Saturday, July 16, 2011

One (Good Enough) Day

I just threw away three bridal magazines my mom bought me.* We had flipped through them and mocked them to pieces back in March, but they've been collecting dust on top of my sump pump since then.

Bridal magazines are not designed to be helpful, unless you need help spending a crazy amount of money. I guess their checklists are also helpful if you need to laugh until you cry. I've had to turn elsewhere for real wedding help. It's handy that my mom has planned plenty of weddings, but I've also explored books and blogs lately.

I devoured the book One Perfect Day: The Selling of the American Wedding. It is not about how to plan a wedding; it's about how planning weddings got insane.

Here is a short interview with the author, Rebecca Mead:

Here is another (audio only) interview with Mead, in which she talks about why weddings have gotten so huge in the last generation: It's at least partially because getting married isn't as big of a deal as it once was. It used to be that a wedding marked the day you moved out of your parents' home, the first time you lived with and slept with your spouse, etc.

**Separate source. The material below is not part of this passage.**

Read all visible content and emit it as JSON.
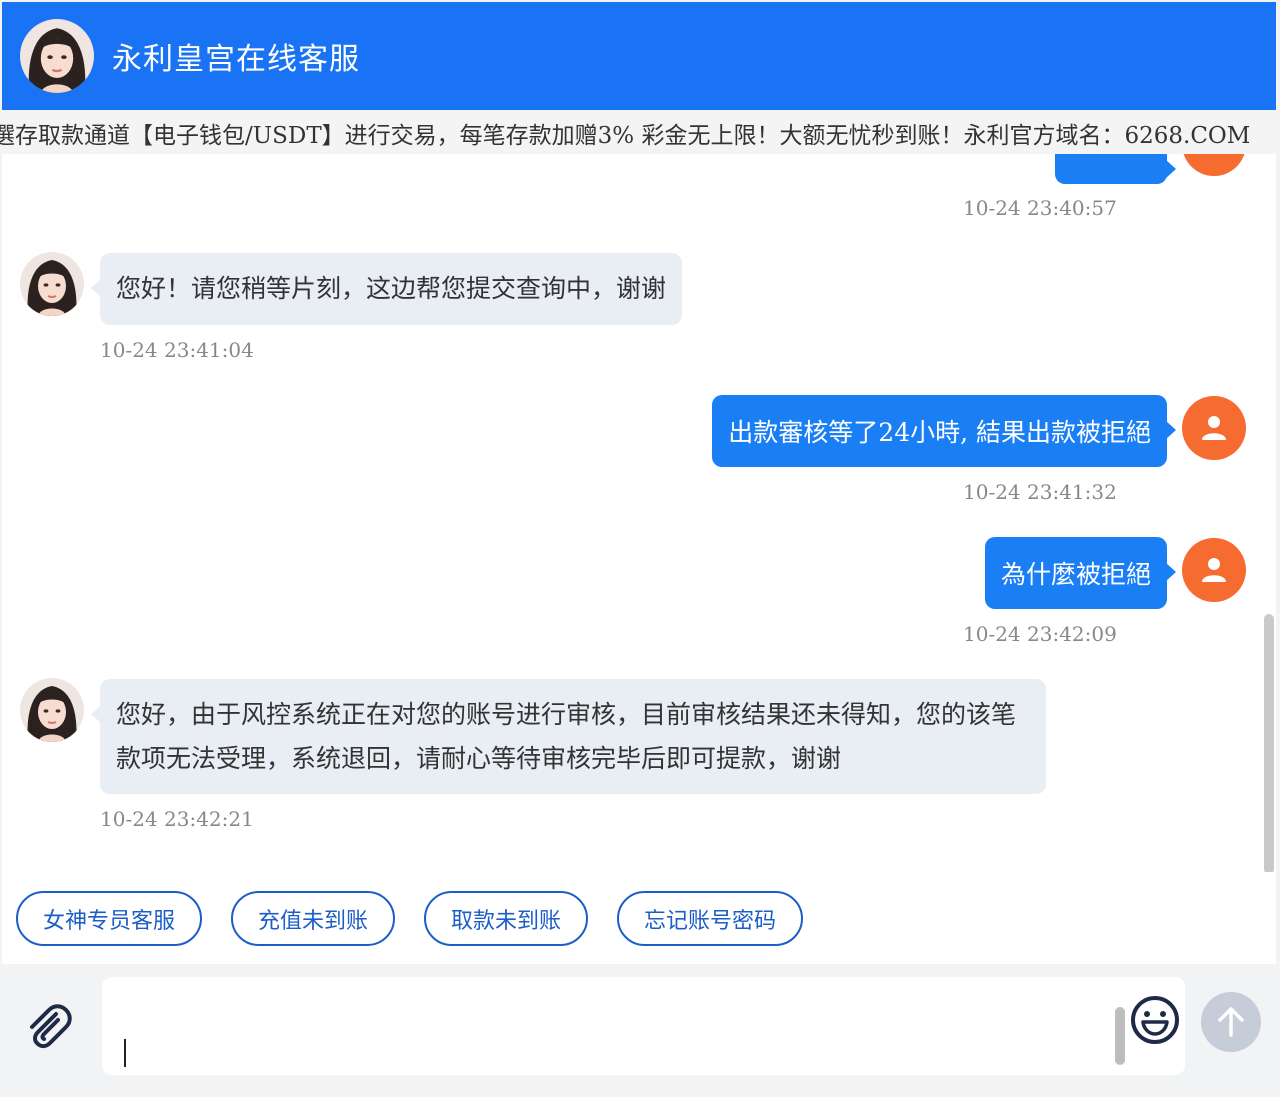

Now that people are getting married older and so many couples live together already, we throw extravagant parties to make marriage feel like as big of a transition as it used to be. 

Mead's book helped me think through whether any given wedding detail was something Blade and I actually wanted or just something that wedding companies have poured untold amounts of money into marketing to us.

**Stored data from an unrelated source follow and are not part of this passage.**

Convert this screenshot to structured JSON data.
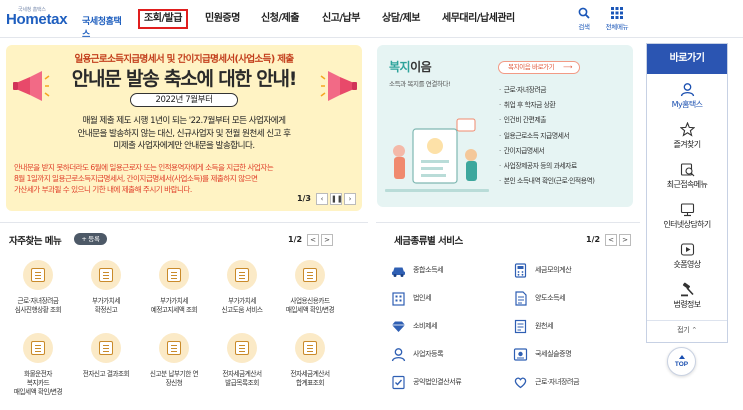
{
  "header": {
    "logo": "Hometax",
    "logo_tagline": "국세청 홈택스",
    "logo_sub": "국세청홈택스",
    "nav": [
      "조회/발급",
      "민원증명",
      "신청/제출",
      "신고/납부",
      "상담/제보",
      "세무대리/납세관리"
    ],
    "active_nav": "조회/발급",
    "search_label": "검색",
    "menu_label": "전체메뉴"
  },
  "banner": {
    "subtitle": "일용근로소득지급명세서 및 간이지급명세서(사업소득) 제출",
    "title": "안내문 발송 축소에 대한 안내!",
    "date": "2022년 7월부터",
    "body": [
      "매월 제출 제도 시행 1년이 되는 '22.7월부터 모든 사업자에게",
      "안내문을 발송하지 않는 대신, 신규사업자 및 전월 원천세 신고 후",
      "미제출 사업자에게만 안내문을 발송합니다."
    ],
    "note": [
      "안내문을 받지 못하더라도 6월에 일용근로자 또는 인적용역자에게 소득을 지급한 사업자는",
      "8월 1일까지 일용근로소득지급명세서, 간이지급명세서(사업소득)를 제출하지 않으면",
      "가산세가 부과될 수 있으니 기한 내에 제출해 주시기 바랍니다."
    ],
    "pager": "1/3"
  },
  "welfare": {
    "title_accent": "복지",
    "title_rest": "이음",
    "desc": "소득과 복지를 연결하다!",
    "shortcut": "복지이음 바로가기",
    "items": [
      "근로·자녀장려금",
      "취업 후 학자금 상환",
      "인건비 간편제출",
      "일용근로소득 지급명세서",
      "간이지급명세서",
      "사업장제공자 등의 과세자료",
      "본인 소득내역 확인(근로·인적용역)"
    ]
  },
  "quick": {
    "title": "바로가기",
    "items": [
      "My홈택스",
      "즐겨찾기",
      "최근접속메뉴",
      "인터넷상담하기",
      "숏폼영상",
      "법령정보"
    ],
    "fold": "접기",
    "top": "TOP"
  },
  "favorites": {
    "title": "자주찾는 메뉴",
    "register": "+ 등록",
    "pager": "1/2",
    "items": [
      "근로·자녀장려금\n심사진행상황 조회",
      "부가가치세\n확정신고",
      "부가가치세\n예정고지세액 조회",
      "부가가치세\n신고도움 서비스",
      "사업용신용카드\n매입세액 확인/변경",
      "화물운전자\n복지카드\n매입세액 확인/변경",
      "전자신고 결과조회",
      "신고분 납부기한 연\n장신청",
      "전자세금계산서\n발급목록조회",
      "전자세금계산서\n합계표조회"
    ]
  },
  "tax_services": {
    "title": "세금종류별 서비스",
    "pager": "1/2",
    "items": [
      "종합소득세",
      "세금모의계산",
      "법인세",
      "양도소득세",
      "소비제세",
      "원천세",
      "사업자등록",
      "국세실슬증명",
      "공익법인결산서류",
      "근로·자녀장려금"
    ]
  },
  "colors": {
    "brand": "#1f5fbf",
    "active_outline": "#e01e1e",
    "banner_bg": "#fff3c4",
    "welfare_bg": "#e6f4f3",
    "quick_head": "#2b55b2"
  }
}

While I was reading One Perfect Day, I was also reading Good News for Anxious Christians, which is about manipulative trends within popular evangelical culture. I couldn't help but see parallels with the wedding industry.** Both the wedding industry and the more wishy-washy evangelical churches put pressure on you to feel certain emotions, and if you don't feel those emotions, there must be something wrong with you. I don't do well under that kind of pressure. I get all panicky and resentful until I understand what's actually going on.


The blog A Practical Wedding has been the most helpful resource for actually planning my wedding (as opposed to helping me understand why wedding stuff makes me crazy). Though I frequently disagree with the blog's politics, I appreciate that the posts are full of thought-provoking, tongue-in-cheek writing rather than just collections of stylized pictures. If you're involved in a wedding anytime soon, I recommend exploring the site; I've especially enjoyed the posts: Bride in Exile, Lazy (and possible cheap) Girl's Guide ..., The Slavery of Choice, and Wedding Overexposure.

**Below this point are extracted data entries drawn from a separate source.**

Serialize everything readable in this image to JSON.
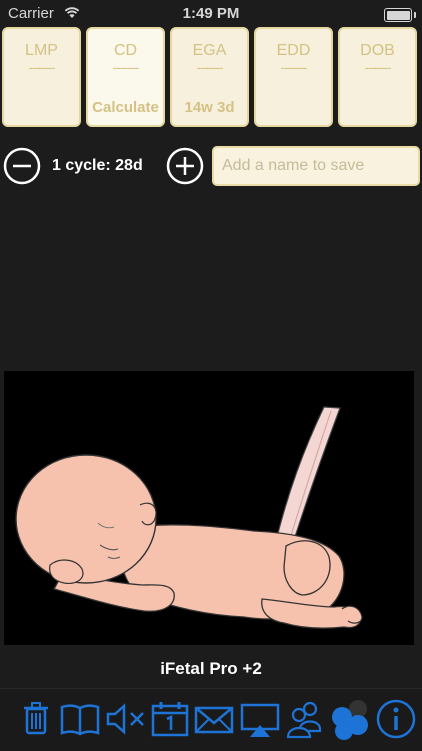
{
  "status_bar": {
    "carrier": "Carrier",
    "time": "1:49 PM"
  },
  "cards": [
    {
      "title": "LMP",
      "dashes": "-------",
      "value": ""
    },
    {
      "title": "CD",
      "dashes": "-------",
      "value": "Calculate"
    },
    {
      "title": "EGA",
      "dashes": "-------",
      "value": "14w 3d"
    },
    {
      "title": "EDD",
      "dashes": "-------",
      "value": ""
    },
    {
      "title": "DOB",
      "dashes": "-------",
      "value": ""
    }
  ],
  "cycle": {
    "label": "1 cycle: 28d"
  },
  "name_field": {
    "placeholder": "Add a name to save",
    "value": ""
  },
  "app_title": "iFetal Pro +2",
  "colors": {
    "accent_blue": "#1e73d6",
    "card_bg": "#f6f0dd",
    "card_border": "#e6d79e",
    "card_text": "#d4c285"
  },
  "toolbar": {
    "icons": [
      "trash-icon",
      "book-icon",
      "mute-icon",
      "calendar-icon",
      "mail-icon",
      "airplay-icon",
      "contacts-icon",
      "circles-icon",
      "info-icon"
    ]
  }
}
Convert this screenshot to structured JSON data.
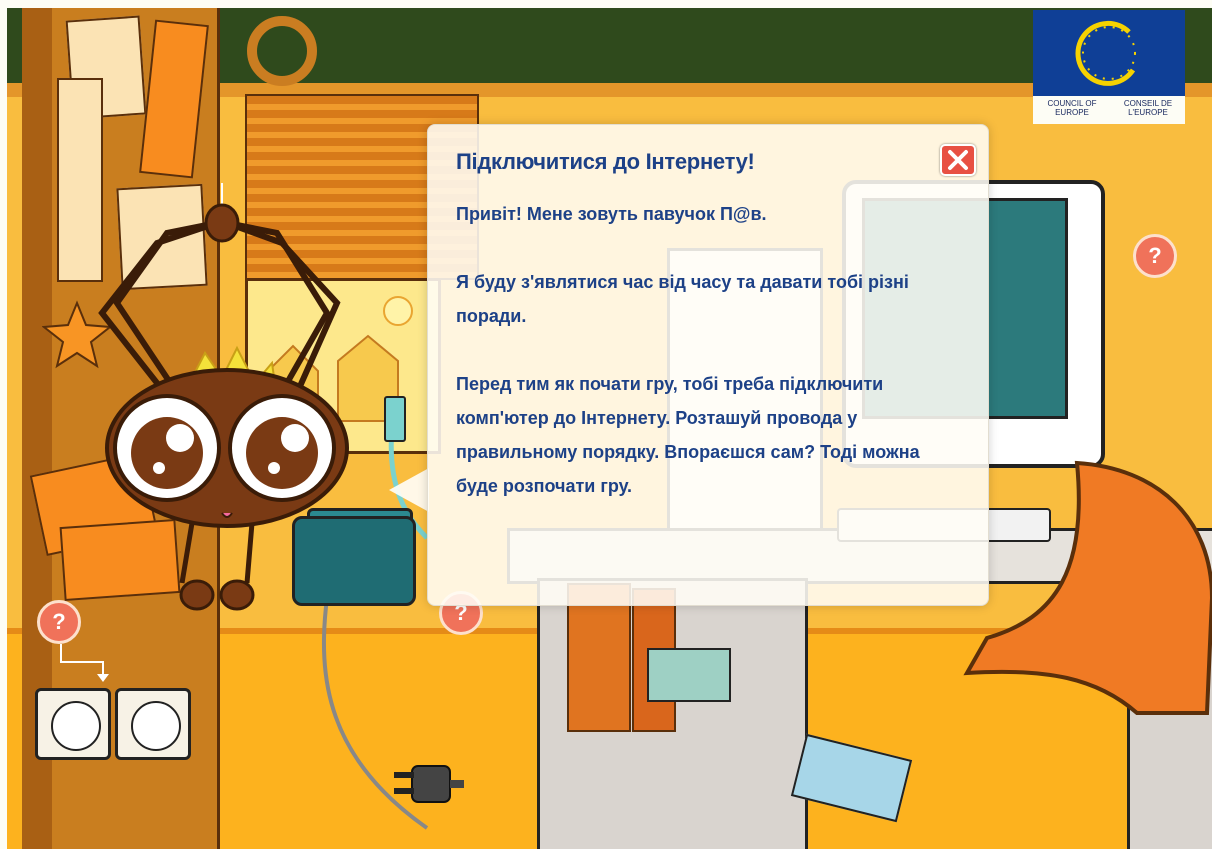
{
  "dialog": {
    "title": "Підключитися до Інтернету!",
    "paragraphs": [
      "Привіт! Мене зовуть павучок П@в.",
      "Я буду з'являтися час від часу та давати тобі різні поради.",
      "Перед тим як почати гру, тобі треба підключити комп'ютер до Інтернету. Розташуй провода у правильному порядку. Впораєшся сам? Тоді можна буде розпочати гру."
    ],
    "close_icon": "close-x-icon"
  },
  "logo": {
    "left_caption": "COUNCIL OF EUROPE",
    "right_caption": "CONSEIL DE L'EUROPE"
  },
  "help_hotspots": {
    "label": "?"
  },
  "colors": {
    "dialog_text": "#1d4187",
    "close_button": "#e85043",
    "help_bubble": "#f0725a",
    "wall": "#f9bd3f",
    "router": "#1f6c73"
  }
}
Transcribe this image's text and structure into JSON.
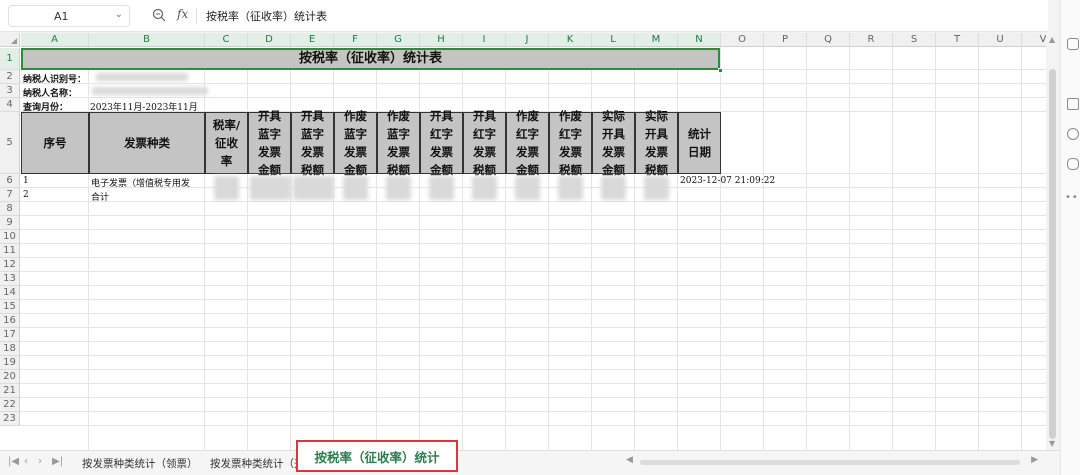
{
  "formula_bar": {
    "cell_ref": "A1",
    "fx_label": "fx",
    "content": "按税率（征收率）统计表"
  },
  "columns": [
    "A",
    "B",
    "C",
    "D",
    "E",
    "F",
    "G",
    "H",
    "I",
    "J",
    "K",
    "L",
    "M",
    "N",
    "O",
    "P",
    "Q",
    "R",
    "S",
    "T",
    "U",
    "V"
  ],
  "rows": [
    "1",
    "2",
    "3",
    "4",
    "5",
    "6",
    "7",
    "8",
    "9",
    "10",
    "11",
    "12",
    "13",
    "14",
    "15",
    "16",
    "17",
    "18",
    "19",
    "20",
    "21",
    "22",
    "23"
  ],
  "title": "按税率（征收率）统计表",
  "info": {
    "taxpayer_id_label": "纳税人识别号：",
    "taxpayer_name_label": "纳税人名称：",
    "query_month_label": "查询月份：",
    "query_month_value": "2023年11月-2023年11月"
  },
  "table_header": {
    "seq": "序号",
    "invoice_type": "发票种类",
    "rate": [
      "税率/",
      "征收",
      "率"
    ],
    "blue_amount": [
      "开具",
      "蓝字",
      "发票",
      "金额"
    ],
    "blue_tax": [
      "开具",
      "蓝字",
      "发票",
      "税额"
    ],
    "void_blue_amount": [
      "作废",
      "蓝字",
      "发票",
      "金额"
    ],
    "void_blue_tax": [
      "作废",
      "蓝字",
      "发票",
      "税额"
    ],
    "red_amount": [
      "开具",
      "红字",
      "发票",
      "金额"
    ],
    "red_tax": [
      "开具",
      "红字",
      "发票",
      "税额"
    ],
    "void_red_amount": [
      "作废",
      "红字",
      "发票",
      "金额"
    ],
    "void_red_tax": [
      "作废",
      "红字",
      "发票",
      "税额"
    ],
    "actual_amount": [
      "实际",
      "开具",
      "发票",
      "金额"
    ],
    "actual_tax": [
      "实际",
      "开具",
      "发票",
      "税额"
    ],
    "stat_date": [
      "统计",
      "日期"
    ]
  },
  "table_rows": [
    {
      "seq": "1",
      "type": "电子发票（增值税专用发",
      "date": "2023-12-07 21:09:22"
    },
    {
      "seq": "2",
      "type": "合计"
    }
  ],
  "sheet_tabs": {
    "tab1": "按发票种类统计（领票）",
    "tab2": "按发票种类统计（开",
    "active": "按税率（征收率）统计"
  },
  "colors": {
    "accent_green": "#2e8b3e",
    "active_tab_border": "#d9363e",
    "header_fill": "#c4c4c4"
  }
}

So Blade and I aren't going for a perfect day. We're going for a good enough day. And if we're married by the end of it, that is plenty good enough.

*I've kept one magazine, mostly because my mom shoplifted it from a bridal salon. She claims it was supposed to be free, that it just looked free, but there's definitely a price tag on the front cover. I can't seem to throw it away just yet due to its shoplifted hilarity. (Seriously? It just looked free? Who thinks like that?)

**My friend Steve saw me toggling between both books and said, "I like that about you." What? "That when you get mad you find a book about whatever's making you mad so you can figure out why."


Greg said...

I think you're swell.

And do you recommend the anxious Christians book you mentioned? I realize a mere mentioning isn't an endorsement.

Alyssa K said...

Yes, Greg, I very much recommend that book. I would say not to read it by yourself, though -- it's a good one for discussion. I read it for a small group at church, which I think is the best scenario.